By the way, for various inputs your code seems to produce incorrect results. For example, for king at 'f7' and amazon at 'e7', your program claims there is a stalemate when the king starts at 'h8', while 'h7' is a safe escape. It's likely you didn't properly calculate that the king blocks the amazon's movements along the 7th rank right from the king.
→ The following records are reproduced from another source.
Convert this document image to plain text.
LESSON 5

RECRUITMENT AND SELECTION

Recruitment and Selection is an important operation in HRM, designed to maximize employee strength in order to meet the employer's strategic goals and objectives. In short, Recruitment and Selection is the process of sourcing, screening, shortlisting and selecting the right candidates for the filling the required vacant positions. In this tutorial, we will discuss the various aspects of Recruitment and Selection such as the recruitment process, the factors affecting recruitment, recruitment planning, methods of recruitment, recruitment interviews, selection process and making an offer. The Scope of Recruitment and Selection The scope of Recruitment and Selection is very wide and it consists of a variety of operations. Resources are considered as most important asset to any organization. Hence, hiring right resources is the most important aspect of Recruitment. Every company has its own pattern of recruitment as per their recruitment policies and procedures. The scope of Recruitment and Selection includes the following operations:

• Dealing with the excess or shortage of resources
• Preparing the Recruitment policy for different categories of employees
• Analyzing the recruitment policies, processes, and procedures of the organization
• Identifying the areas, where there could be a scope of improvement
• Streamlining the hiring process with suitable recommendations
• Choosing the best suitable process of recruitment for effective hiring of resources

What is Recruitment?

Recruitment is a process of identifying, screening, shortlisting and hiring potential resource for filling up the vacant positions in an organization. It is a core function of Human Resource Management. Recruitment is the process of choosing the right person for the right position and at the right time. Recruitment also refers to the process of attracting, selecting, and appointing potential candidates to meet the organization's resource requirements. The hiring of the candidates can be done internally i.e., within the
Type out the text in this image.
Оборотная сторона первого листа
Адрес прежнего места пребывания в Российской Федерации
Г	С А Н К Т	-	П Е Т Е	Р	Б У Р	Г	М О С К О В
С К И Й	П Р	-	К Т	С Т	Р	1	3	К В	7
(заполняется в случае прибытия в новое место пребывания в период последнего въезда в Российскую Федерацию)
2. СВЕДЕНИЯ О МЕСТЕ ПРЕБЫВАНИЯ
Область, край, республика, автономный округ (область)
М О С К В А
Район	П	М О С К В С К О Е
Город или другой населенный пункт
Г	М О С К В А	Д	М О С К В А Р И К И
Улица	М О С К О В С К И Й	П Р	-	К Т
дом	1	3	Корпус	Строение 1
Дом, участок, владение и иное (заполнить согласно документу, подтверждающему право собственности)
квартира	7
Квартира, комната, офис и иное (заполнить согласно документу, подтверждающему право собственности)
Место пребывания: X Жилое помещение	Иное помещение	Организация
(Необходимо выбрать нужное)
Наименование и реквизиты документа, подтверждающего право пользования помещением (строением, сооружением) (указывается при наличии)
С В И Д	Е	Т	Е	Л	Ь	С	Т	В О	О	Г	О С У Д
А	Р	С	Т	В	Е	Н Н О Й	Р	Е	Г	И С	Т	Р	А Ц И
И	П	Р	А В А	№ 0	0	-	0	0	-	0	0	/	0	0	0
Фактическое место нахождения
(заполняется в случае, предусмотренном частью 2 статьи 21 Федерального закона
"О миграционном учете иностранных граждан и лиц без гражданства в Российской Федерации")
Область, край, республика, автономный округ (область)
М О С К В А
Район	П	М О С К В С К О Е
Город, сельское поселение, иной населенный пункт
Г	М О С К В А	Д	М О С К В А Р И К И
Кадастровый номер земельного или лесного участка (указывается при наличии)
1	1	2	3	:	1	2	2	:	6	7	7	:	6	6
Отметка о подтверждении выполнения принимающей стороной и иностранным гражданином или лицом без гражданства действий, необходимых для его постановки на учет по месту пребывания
I think the original proposal as well as answers given so far are not in adequacy with the simplicity, and even statement, of the problem. As it is formulated, the most natural answer is just to loop over the 8 x 8 squares and increment a counter for the respective case, for each allowed square:

def amazonCheckmate(king: str, amazon: str, n_rows = 8, n_cols = None):
    """For given positions of the white king and amazon (moves like queen or
       knight), return [c0,c1,c2,c3] where c0-c3 count the number of squares
       on which the black king is checkmate, in check, stalemate or safe,
       respectively, when the white king and amazon are at the positions
       given by the arguments in usual notation, e.g., 'a1' or 'e4', etc.
       Number of columns (files) defaults to number of rows of the board."""
    # Convert coordinate string to (col, row) (= file, rank): Consider it
    # as a base 20 number (to allow 'a', 'b',... as digits 10, 11,...);
    # subtract 10*20 + 1 so that 'a' and '1' correspond to col. and row = 0:
    if n_cols == None:
       n_cols = n_rows
    kc, kr = divmod(int( king , 20)-201, 20) 
    ac, ar = divmod(int(amazon, 20)-201, 20)
    cnt = [0]*4   # counter for each of: checkmate, check, stalemate, safe.
    for r in range(n_rows):      # row or "rank"
        for c in range(n_cols):  # column or "file"
            if not forbidden(r, c):  # i.e.: too close to enemy king
                cnt[ (0 if threatened(r, c) else 2) + can_move(r, c) ] += 1
    return cnt

Now we just need the simple if not trivial functions forbidden() (too close to the enemy king), threatened() and can_move(). If we insert them somewhere before the above loop, they can access the coordinates (kr,kc) and (ar,rc) of the white king and amazon as variables defined within their environment:

    def forbidden(r, c):
        """True if (r,c) is at distance <= 1 from white king."""
        return abs(r-kr) < 2 and abs(c-kc) < 2

    def can_move(r, c):
        """Is there a safe square next to (r,c)?"""
        return any(not threatened(rr,cc) and not forbidden(rr,cc)
                   for rr in range(max(r-1,0), min(r+2, n_rows))
                   for cc in range(max(c-1,0), min(c+2, n_cols),
                                   2 if rr == r else 1))  # skip rr,cc = r,c

    def threatened(r, c):
        """Is square (r,c) "threatened"/controlled by the amazon (or king)?
           That's the case if (r,c) is at distance <= 2 from the amazon, 
           or on the same row or column or diagonal as the amazon,
           and the white king is not in between the two."""
        return (abs(r-ar) < 3 and abs(c-ac) < 3) or (r==ar or c==ac or 
                abs(c-ac)==abs(r-ar)) and not shielded(r,c)

    def shielded(r, c):
        """Is the enemy king between (r,c) and (ar,ac), in diagonal or
        straight line? Equivalently: the directional vectors
        (delta row, delta col) collinear <=> determinant is zero."""
        return (kc-c)*(ar-r) == (kr-r)*(ac-c) and \
               min(c,ac) <= kc <= max(c,ac) and min(r,ar) <= kr <= max(r,ar)

That's all that is needed to solve the problem in a simple, self-explaining way.